Statistical analyses
All analyses were conducted using R programming environment (R Core Team 2017). The effect of egg type (mimetic vs. non=mimetic) on corticosterone levels was analyzed using a linear model. Corticosterone levels were natural log-transformed to conform to the expectations of normal distribution (log-transformed corticosterone: Shapiro-Wilk W=0.966, p = 0.238). In addition to the egg type, we included the date of the manipulation as a fixed factor in the analyses, because maternal hormone levels often show strong seasonality (Tyrrell & Cree 1998; Jawor et al. 2006; Hauber et al. 2020a) and in this study corticosterone showed a significant decrease over the breeding season (see below). We then used a linear model with date as a covariate to test if corticosterone levels differed between females who rejected or accepted a non-mimetic egg at the two-hour mark.
For RNAseq analysis, all paired-end reads were mapped to the Swainson’s thrush genome (Accession GCF_009819885.1) as it was the closest available full genome assembly at the time of this analysis. Paired-end mapping was completed using rsem (Li & Dewey 2011) and bowtie 1.0.0 (Langmead et al. 2009) with default parameters. To exclude unexpressed genes and genes not present in robins, only genes with at least 10 identified read counts in over one-third of samples were included for analysis. Differential expression was analyzed using DESeq (Anders & Huber 2010) for differences between treatments and differences between individuals who rejected and those that did not reject the mimic egg. For all analyses, the threshold for significance was set at a false-discovery-rate of 5%.

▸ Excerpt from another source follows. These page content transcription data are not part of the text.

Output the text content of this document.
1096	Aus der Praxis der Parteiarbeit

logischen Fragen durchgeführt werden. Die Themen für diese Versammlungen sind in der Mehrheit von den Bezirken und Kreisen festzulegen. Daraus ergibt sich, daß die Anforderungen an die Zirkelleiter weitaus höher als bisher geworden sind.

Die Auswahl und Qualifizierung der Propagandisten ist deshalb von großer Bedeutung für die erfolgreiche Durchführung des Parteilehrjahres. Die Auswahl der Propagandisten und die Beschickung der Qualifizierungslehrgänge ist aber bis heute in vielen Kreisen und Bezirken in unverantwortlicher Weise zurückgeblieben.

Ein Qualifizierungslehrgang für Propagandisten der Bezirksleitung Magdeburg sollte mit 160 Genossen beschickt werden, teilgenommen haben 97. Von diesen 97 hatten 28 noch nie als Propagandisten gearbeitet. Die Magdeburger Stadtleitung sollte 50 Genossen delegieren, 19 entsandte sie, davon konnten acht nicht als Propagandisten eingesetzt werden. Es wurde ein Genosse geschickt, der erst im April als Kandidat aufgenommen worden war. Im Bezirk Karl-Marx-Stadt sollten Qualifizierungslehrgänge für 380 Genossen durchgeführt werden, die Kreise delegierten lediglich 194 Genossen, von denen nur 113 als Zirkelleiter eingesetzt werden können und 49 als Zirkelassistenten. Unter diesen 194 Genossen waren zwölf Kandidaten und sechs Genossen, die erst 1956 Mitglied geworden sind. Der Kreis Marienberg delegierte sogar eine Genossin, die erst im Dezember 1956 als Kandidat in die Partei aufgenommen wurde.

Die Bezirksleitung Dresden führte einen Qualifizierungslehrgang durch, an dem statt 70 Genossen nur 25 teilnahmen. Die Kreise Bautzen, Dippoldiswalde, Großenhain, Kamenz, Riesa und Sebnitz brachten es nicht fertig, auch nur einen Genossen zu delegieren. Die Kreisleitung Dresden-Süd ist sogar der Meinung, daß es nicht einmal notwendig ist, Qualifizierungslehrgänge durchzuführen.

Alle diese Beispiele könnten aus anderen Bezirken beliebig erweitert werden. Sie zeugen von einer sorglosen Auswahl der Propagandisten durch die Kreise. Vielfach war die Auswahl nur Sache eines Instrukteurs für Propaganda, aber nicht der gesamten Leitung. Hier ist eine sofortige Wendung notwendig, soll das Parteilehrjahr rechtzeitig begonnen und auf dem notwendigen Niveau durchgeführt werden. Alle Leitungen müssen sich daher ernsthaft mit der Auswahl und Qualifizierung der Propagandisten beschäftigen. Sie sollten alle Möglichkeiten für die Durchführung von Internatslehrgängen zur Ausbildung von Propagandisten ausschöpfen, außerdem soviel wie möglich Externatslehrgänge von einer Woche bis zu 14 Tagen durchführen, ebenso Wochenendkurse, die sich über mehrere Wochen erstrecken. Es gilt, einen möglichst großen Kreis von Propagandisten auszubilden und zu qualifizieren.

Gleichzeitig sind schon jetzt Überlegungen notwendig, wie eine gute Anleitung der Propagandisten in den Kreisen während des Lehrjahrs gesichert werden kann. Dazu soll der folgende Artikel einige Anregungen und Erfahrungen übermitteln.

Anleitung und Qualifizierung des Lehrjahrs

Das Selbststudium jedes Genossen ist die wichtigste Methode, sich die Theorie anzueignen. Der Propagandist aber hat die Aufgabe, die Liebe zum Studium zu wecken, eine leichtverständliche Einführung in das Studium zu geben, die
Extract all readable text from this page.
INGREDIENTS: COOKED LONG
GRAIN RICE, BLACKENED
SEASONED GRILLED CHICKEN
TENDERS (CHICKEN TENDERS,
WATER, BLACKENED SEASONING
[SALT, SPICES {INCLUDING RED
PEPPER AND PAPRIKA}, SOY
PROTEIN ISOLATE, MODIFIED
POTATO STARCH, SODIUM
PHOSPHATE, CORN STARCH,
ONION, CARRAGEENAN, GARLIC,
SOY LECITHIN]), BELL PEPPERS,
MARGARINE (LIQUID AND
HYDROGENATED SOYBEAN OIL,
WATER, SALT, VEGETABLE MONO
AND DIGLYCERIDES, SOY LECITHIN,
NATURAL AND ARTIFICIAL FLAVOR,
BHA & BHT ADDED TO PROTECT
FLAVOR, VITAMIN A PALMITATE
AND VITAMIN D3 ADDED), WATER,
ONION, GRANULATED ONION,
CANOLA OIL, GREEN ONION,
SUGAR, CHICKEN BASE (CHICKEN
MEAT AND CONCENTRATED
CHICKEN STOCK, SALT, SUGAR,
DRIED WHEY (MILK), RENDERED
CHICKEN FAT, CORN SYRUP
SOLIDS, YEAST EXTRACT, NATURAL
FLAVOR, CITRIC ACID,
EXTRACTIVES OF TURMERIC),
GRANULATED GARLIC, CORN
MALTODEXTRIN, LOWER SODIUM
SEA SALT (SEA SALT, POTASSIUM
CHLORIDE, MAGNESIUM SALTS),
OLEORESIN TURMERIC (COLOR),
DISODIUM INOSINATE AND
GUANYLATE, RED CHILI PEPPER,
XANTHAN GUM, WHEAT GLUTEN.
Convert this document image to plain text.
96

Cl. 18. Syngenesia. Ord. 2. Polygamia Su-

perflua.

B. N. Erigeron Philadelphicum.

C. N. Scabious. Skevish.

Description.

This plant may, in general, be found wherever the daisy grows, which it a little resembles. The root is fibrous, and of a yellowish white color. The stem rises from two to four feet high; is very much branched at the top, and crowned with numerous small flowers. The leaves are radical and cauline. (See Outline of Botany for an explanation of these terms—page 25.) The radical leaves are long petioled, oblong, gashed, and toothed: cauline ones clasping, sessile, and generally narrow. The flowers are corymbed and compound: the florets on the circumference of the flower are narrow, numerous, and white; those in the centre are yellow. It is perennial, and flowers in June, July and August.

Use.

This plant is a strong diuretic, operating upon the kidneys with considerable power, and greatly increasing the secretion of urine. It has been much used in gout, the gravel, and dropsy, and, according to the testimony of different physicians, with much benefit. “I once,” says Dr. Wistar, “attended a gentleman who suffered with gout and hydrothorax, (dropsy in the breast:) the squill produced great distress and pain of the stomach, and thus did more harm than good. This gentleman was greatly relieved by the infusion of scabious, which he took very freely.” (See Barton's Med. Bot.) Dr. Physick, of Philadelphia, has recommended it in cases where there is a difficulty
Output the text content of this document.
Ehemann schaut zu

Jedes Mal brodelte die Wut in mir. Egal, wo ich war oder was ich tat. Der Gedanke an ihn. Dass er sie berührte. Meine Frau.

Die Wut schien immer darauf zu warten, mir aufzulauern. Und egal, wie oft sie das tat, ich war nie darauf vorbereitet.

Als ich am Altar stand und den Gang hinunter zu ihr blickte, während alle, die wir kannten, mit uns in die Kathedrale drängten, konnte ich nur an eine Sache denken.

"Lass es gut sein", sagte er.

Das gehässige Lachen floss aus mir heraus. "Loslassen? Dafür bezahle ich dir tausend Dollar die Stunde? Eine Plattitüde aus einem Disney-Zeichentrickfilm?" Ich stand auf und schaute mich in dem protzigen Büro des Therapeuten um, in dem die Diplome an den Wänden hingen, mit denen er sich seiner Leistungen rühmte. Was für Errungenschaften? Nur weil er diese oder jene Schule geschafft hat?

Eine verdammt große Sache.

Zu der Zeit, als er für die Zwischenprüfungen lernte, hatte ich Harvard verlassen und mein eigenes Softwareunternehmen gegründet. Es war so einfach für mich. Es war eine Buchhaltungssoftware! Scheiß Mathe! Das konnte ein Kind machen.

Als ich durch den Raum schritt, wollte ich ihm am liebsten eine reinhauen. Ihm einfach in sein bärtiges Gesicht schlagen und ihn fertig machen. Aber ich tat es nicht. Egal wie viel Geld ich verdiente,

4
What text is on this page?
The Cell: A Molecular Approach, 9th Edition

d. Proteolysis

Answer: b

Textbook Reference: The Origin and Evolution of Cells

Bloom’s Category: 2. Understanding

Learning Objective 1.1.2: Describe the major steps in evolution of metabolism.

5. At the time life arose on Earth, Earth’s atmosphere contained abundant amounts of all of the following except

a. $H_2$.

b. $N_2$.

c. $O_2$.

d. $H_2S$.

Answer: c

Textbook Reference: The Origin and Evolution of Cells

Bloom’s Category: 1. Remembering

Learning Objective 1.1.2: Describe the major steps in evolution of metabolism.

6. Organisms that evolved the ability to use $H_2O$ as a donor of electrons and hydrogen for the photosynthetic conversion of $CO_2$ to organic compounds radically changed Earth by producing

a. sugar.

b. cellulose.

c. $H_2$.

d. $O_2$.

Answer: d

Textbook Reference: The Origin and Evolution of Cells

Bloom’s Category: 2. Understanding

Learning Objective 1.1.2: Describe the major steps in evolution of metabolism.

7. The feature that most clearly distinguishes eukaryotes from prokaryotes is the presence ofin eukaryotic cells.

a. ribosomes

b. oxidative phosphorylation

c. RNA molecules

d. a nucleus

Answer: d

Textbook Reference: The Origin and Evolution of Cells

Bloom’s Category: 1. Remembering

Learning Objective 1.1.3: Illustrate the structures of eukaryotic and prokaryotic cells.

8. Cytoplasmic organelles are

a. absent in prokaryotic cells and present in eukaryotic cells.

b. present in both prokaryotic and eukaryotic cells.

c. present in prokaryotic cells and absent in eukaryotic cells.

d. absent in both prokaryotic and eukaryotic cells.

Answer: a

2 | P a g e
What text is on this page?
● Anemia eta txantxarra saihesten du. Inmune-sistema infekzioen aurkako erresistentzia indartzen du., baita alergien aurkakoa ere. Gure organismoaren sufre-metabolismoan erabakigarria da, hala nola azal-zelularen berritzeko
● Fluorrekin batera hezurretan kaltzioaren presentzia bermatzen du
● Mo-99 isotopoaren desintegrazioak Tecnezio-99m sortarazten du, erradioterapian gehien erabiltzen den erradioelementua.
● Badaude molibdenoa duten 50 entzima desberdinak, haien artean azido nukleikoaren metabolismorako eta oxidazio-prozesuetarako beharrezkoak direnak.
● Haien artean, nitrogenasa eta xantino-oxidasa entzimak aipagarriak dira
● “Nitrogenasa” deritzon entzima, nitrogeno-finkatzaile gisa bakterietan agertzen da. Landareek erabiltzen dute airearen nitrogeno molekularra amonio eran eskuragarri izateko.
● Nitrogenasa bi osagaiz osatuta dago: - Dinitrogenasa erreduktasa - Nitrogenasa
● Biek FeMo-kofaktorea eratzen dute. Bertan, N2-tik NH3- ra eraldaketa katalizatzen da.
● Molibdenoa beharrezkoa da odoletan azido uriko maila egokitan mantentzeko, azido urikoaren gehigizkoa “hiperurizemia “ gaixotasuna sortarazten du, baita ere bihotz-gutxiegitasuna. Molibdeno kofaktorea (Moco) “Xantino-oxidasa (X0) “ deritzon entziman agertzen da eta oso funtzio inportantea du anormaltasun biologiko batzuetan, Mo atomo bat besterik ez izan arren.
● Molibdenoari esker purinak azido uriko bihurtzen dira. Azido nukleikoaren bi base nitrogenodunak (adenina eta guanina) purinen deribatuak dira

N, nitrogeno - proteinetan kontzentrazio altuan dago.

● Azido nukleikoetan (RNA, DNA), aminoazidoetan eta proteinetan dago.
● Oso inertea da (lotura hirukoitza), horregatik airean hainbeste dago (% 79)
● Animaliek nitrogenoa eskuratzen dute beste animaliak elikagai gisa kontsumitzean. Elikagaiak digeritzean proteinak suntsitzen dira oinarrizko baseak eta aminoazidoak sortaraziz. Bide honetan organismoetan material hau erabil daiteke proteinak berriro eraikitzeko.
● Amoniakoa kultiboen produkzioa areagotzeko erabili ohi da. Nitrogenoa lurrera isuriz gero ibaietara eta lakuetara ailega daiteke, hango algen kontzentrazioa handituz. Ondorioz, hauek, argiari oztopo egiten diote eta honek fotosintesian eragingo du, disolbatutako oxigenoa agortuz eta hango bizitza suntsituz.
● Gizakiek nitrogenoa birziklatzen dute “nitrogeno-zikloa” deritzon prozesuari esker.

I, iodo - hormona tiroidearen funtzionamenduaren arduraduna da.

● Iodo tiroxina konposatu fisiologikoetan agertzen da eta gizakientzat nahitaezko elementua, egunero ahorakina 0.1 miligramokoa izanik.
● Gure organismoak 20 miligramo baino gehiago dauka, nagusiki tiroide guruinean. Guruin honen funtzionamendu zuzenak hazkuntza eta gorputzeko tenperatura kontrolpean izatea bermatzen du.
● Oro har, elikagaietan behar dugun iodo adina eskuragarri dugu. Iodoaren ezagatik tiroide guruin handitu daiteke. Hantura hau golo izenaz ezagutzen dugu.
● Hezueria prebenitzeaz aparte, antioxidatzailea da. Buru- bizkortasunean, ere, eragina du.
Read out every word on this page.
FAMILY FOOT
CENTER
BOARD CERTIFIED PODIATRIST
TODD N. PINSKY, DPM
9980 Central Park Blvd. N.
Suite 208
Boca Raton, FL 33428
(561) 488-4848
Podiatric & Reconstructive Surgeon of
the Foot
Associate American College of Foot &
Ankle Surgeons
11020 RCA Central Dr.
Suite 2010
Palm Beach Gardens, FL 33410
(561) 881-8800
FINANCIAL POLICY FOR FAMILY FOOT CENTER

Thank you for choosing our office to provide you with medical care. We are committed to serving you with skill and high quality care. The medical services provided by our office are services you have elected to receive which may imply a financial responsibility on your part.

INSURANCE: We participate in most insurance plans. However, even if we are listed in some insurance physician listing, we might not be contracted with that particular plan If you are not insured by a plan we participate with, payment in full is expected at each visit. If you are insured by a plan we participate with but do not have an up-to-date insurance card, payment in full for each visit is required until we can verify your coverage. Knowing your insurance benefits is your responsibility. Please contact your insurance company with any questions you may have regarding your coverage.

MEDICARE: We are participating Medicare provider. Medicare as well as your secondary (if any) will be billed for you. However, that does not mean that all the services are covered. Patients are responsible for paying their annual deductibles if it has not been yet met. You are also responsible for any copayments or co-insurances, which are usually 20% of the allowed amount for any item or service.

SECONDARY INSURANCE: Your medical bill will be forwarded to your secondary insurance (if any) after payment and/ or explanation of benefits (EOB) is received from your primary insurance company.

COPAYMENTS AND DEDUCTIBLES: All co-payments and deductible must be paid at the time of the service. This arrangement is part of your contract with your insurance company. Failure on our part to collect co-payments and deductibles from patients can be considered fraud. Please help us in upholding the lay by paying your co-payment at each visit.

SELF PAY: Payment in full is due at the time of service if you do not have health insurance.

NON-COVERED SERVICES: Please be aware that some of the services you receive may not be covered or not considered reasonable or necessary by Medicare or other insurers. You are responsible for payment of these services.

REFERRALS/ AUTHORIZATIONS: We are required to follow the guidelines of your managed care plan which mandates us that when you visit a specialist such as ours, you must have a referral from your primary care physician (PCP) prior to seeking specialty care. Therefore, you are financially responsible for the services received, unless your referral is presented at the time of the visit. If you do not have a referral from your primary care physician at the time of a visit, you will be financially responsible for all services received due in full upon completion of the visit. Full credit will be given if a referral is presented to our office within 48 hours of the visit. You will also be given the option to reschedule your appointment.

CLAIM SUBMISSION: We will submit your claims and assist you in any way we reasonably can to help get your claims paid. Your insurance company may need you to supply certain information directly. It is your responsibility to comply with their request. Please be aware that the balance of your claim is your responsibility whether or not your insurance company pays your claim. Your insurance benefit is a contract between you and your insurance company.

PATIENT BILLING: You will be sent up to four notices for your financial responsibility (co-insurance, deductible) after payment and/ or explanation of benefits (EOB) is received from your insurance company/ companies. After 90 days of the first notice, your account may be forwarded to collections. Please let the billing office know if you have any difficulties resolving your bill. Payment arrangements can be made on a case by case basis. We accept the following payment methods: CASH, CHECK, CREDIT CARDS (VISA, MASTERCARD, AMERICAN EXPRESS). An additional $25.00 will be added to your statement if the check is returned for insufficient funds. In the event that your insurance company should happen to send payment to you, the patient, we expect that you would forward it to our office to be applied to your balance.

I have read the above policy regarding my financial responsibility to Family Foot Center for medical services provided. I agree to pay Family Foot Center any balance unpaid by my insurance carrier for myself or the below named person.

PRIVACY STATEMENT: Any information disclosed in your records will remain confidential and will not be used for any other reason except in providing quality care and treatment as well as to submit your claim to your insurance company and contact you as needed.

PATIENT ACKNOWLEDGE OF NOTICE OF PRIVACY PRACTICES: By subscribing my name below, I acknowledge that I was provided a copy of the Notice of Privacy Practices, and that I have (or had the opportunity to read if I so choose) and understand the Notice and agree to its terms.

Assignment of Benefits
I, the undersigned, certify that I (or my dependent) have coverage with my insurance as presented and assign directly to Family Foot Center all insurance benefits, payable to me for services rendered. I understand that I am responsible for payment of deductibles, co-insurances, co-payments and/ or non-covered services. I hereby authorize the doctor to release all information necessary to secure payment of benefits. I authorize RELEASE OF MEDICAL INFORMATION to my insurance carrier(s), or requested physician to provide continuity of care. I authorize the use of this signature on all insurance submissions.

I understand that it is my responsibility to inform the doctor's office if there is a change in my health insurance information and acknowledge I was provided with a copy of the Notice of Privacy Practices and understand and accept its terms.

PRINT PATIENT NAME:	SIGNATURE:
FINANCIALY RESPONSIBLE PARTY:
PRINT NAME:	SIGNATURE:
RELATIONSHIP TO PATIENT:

We calculated instantaneous heart rate each minute, for the first 10 minutes, after the bird arrived at the nest (first audible detection). The average instantaneous heart rates over this 10-minute period were then log-transformed to satisfy assumptions of normality (log-minute averages: Shapiro-Wilk W = 0.992 p-value = 0.058). We then used linear mixed models using R package nlme (Pinheiro et al. 2015) to analyze the effect of model egg color on average heartrate, adding time since arrival, treatment date, and treatment order as covariates, and bird ID as a random factor. Time since arrival was included because robin heart rate was typically high immediately after the arrival at the nest (presumably due to the metabolic demands of flight) following which the heart rate rapidly decreased. To test if individuals differed in the rate of which their heart rate declined following the arrival we asked if addition or random slope terms to the model resulted in a better model fit. However, random slope models had a higher AIC, therefore the final models did not include the random slope term. Only one female rejected the non-mimetic beige egg within the 10 min heart rate recording window and we, therefore, did not include the rejection as a covariate in the model. However, we ran a separate model asking if females that rejected the non-mimetic beige egg within two hours had a higher heart rate in response to the beige eggs compared to females that did not reject these eggs within this time period.